The result of this operation is that all arcs ending at the controlled node are dimmed. This denotes that fact that none of the usual causes of this variable are operational - the value of this variable is manipulated and determined outside of the model.

control_value_result

The node Penalties is marked by the manipulation icon (control_value_icon), which means that the variable is controlled from outside of the model.

The next thing to be done is making sure that the probability of penalties is zero. We can achieve this by observing the value of Penalties to be False.
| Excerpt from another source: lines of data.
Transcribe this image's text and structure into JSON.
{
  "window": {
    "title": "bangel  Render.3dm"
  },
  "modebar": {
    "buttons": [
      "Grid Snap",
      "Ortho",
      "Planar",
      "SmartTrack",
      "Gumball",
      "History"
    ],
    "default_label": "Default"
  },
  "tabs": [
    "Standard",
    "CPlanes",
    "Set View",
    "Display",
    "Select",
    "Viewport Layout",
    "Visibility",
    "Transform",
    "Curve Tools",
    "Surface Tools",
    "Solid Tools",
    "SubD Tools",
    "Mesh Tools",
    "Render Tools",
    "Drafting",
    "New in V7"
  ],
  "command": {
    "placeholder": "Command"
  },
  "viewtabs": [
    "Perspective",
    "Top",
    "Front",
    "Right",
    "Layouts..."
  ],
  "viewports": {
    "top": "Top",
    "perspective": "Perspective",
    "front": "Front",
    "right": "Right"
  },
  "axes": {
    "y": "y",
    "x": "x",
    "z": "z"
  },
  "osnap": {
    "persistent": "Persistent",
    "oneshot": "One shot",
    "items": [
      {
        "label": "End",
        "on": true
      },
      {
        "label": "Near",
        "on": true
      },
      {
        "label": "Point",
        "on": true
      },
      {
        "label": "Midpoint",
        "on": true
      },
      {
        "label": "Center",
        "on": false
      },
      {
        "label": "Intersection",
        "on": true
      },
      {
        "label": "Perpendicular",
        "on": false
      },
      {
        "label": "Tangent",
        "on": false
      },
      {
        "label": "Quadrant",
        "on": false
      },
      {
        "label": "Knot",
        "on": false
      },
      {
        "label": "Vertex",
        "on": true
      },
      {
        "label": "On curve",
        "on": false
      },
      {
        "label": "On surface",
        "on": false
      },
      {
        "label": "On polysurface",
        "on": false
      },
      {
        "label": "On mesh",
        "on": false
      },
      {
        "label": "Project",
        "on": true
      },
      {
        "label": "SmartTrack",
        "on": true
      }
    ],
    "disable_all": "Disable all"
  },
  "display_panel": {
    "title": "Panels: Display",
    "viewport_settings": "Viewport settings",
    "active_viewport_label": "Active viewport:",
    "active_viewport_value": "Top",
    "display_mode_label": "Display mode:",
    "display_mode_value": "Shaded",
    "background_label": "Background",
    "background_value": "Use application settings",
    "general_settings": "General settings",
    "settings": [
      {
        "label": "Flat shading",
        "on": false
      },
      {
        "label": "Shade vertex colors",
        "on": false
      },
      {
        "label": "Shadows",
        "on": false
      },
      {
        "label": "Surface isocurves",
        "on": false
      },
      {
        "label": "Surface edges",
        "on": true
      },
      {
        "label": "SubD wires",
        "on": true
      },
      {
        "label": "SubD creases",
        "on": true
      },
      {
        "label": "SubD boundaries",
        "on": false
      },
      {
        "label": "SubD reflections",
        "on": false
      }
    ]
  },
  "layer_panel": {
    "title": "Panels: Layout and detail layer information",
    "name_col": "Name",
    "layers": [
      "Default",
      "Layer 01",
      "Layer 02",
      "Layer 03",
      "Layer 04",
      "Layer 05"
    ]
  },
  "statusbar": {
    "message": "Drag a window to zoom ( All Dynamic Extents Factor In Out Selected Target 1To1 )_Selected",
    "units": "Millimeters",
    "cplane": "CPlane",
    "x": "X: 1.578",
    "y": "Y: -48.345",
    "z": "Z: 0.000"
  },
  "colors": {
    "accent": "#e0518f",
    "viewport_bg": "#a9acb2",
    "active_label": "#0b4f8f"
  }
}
This can be done in the reverse order, i.e., first observing the value of Penalties to be False and then controlling the variable Penalties.

It is important to realize that while controlling a variable is a change in the structure of the model, this change is temporary and that controlling a variable leads to a query similar to observing a variable, although its consequences are different. Since the state of a controlled node does not depend on the value of its parents, there is a temporary change in the network structure. QGeNIe shows this by dimming the arc connecting the parent nodes to the controlled node.

Notice that the intervention only changes the posterior probabilities of the descendants of the controlled node. The control value operation is not available for those nodes that have observed or manipulated descendants. Controlling the value of a descendant of an observed node would lead to a theoretical problem, which one could summarize briefly as a desire to modify the past.